Florida gov asks state court to resolve felony voting dispute
Florida Governor Ron DeSantis has opened up a new front in the legal battle in Florida over voting rights for people with felony convictions. DeSantis is asking the state supreme court for an opinion on whether Amendment 4, passed by Florida voters in 2018, restores the vote for people with outstanding court-ordered fines and fees. DeSantis signed a law passed by the legislature saying no, but that law is being challenged in federal court.
Amendment 4 automatically restored the right to vote for people convicted of felonies, other than murder or sexual offenses, upon “completion of all terms of sentence including parole or probation.” On June 28, 2019, DeSantis signed legislation (SB7066) that defines “completion of all terms of sentence” to include legal financial obligations (LFOs), including if a court has converted the LFOs to a civil lien. Supporters of SB7066 point to a previous hearing before the Florida Supreme Court—regarding whether Amendment 4 should be on the 2018 ballot—where the Amendment’s sponsors told the Justices that completion of sentence includes court-ordered fines and costs.
In federal court, individuals and supporters of Amendment 4 have brought several challenges to SB7066 as violating the U.S. constitution on a variety of grounds. One complaint argues that by disqualifying persons with outstanding LFOs, even if a person has no ability to pay and even if the court has converted an LFO to a civil lien, the law violates the Equal Protection and Due Process guarantees of the Fourteenth Amendment. It also argues that the law burdens the fundamental right to vote, is an unconstitutional poll tax, infringes on free speech and association, and was enacted with a racially discriminatory purpose.
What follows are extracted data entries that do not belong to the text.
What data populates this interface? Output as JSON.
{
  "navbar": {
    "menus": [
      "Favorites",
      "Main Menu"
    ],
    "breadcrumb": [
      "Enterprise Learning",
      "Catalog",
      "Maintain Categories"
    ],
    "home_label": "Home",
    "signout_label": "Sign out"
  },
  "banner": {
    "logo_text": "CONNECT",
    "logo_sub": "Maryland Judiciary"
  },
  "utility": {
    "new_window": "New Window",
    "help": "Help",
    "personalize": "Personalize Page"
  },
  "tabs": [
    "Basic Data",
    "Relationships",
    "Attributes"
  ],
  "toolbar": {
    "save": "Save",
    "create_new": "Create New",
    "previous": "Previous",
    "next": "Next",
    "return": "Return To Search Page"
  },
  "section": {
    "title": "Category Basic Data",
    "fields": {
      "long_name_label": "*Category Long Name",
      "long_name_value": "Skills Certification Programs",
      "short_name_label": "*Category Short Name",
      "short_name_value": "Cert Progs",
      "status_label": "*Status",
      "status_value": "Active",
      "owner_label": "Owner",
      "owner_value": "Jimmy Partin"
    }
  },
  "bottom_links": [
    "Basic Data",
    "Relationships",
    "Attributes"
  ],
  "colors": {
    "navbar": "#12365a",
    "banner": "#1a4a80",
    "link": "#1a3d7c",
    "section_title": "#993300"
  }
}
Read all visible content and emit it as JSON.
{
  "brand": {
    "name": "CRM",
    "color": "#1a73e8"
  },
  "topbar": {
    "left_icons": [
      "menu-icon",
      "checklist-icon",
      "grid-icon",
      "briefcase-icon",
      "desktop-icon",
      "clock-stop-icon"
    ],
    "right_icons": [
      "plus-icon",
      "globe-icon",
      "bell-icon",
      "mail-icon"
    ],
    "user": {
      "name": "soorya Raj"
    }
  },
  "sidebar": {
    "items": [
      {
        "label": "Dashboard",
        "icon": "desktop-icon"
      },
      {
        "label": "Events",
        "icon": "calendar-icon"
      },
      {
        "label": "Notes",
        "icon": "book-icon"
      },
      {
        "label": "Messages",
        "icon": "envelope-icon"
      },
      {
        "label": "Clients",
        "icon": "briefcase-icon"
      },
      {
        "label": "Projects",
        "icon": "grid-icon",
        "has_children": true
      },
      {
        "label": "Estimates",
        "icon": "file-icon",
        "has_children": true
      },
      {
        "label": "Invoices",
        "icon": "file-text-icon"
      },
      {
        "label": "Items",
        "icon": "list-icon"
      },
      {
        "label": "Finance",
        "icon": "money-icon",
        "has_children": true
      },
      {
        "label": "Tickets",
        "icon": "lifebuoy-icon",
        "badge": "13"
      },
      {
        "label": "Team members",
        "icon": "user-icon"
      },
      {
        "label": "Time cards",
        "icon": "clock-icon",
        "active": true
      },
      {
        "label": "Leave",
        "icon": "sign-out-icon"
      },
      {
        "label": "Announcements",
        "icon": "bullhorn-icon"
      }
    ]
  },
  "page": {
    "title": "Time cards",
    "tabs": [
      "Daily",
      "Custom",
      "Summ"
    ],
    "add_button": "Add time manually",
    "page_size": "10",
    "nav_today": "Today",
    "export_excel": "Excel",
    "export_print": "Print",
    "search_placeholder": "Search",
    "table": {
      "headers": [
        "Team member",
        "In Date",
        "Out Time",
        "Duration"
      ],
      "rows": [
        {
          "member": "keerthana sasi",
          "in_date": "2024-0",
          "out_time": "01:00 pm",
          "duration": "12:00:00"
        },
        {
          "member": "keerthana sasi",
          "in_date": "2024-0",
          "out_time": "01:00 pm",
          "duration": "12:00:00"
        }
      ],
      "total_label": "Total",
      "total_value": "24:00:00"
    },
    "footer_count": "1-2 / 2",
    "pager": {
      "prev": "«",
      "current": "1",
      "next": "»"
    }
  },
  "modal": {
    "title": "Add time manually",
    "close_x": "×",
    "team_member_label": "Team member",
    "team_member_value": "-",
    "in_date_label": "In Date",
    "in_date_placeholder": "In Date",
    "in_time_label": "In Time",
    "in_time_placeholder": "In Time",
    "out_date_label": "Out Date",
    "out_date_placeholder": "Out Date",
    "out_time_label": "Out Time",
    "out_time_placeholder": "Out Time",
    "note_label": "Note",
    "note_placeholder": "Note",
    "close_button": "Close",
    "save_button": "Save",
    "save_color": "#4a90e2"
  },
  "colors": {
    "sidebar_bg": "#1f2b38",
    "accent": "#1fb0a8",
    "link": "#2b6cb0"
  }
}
UCLA law professor Beth Colgan recently published a survey of wealth-based penal disenfranchisement in the U.S. She argues that while this widespread practice has been upheld in the lower courts under rational basis review, properly considered as a form of punishment it violates the Equal Protection Clause of the Fourteenth Amendment.
Request for Opinion
On August 8, DeSantis filed a four-page letter asking the Florida Supreme Court to weigh in on the meaning of the amendment. “I will not infringe on the proper restoration of an individual’s right to vote under the Florida Constitution,” DeSantis states, asking the justices for “your interpretation of whether ‘completion of all terms of sentence’ encompasses financial obligations, such as fines, fees and restitution (‘legal financial obligations’ or ‘LFOs’) imposed by the court in the sentencing order.”